What This Means for Operators
Bitcoin Depot's Q4 results are the first concrete data point showing what happens to the largest Bitcoin ATM operator when multi-state enforcement actions hit the revenue line. A 15.2% quarterly revenue decline—with management attributing it directly to state regulations on transaction sizes and compliance enhancements—is the industry's clearest evidence yet that enforcement actions translate into material business contraction, not just legal fees.
Operational Takeaways:
- A 30–40% core revenue decline at the largest operator signals a market-wide contraction. If Bitcoin Depot is losing a third of its revenue to regulation, mid-sized and small operators in the same states face proportional or worse impacts.
- Missouri's Civil Investigative Demand is a multi-operator probe. Bitcoin Depot is the named company, but the state explicitly framed this as industry-wide. Operators in Missouri should assume their compliance records are next.
- The Massachusetts securities fraud theory is exportable. Any operator that has made public claims about low fraud rates—in marketing, investor presentations, or regulatory filings—should review those statements against actual transaction data immediately. Other state AGs are watching this case.
- Material weakness disclosures at the industry's only public company damage the sector's credibility with regulators.

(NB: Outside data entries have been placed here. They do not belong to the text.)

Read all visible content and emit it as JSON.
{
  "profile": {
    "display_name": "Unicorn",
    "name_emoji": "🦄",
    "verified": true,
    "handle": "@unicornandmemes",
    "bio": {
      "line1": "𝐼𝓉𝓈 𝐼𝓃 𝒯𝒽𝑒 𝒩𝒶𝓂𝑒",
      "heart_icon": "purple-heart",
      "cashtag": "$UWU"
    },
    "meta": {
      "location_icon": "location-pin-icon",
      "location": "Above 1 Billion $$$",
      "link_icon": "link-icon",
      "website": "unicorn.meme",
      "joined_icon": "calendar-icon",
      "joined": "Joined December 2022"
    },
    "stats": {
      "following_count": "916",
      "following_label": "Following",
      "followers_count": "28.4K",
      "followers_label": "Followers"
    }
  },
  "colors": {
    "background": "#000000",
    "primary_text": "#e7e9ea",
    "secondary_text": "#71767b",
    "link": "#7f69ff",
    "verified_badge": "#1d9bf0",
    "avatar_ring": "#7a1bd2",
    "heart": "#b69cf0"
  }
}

State legislatures considering Bitcoin ATM regulation will point to Bitcoin Depot's inability to produce clean financials as evidence the industry cannot self-regulate.
What to Watch Next
March 31, 2026: Bitcoin Depot's self-imposed deadline for filing the 10-K. The full annual report will reveal whether auditors have flagged going-concern risks, the exact size of legal reserves for the AG lawsuits, whether the material weakness remediation plan has any substance, and what the company discloses about its pending litigation exposure. If the company misses this deadline, NASDAQ compliance procedures could be triggered.
Massachusetts motion practice: Bitcoin Depot will almost certainly move to dismiss the securities fraud counts. If the court allows those claims to proceed, the case becomes the most consequential enforcement action in Bitcoin ATM history—and a template for AG offices nationwide.
Q1 2026 results: The first quarter under the 30–40% decline guidance will reveal whether the contraction is orderly or accelerating. Watch for the size of legal reserves, changes to risk factor disclosures, whether ReadyBucks or Kutt generate any actual revenue—and whether the company has found someone willing to take the COO job.
Bitcoin Depot's management chose to spend its earnings call talking about full-year wins and betting apps. The SEC filings dropped the same week tell a different story: a $24.9 million quarterly loss, a COO who was hired to lead a "next phase of growth" and left before the first quarter ended, a late annual report, broken internal controls, and a core business the company itself expects to shrink by a third. The filings already answered the question management didn't want to narrate out loud.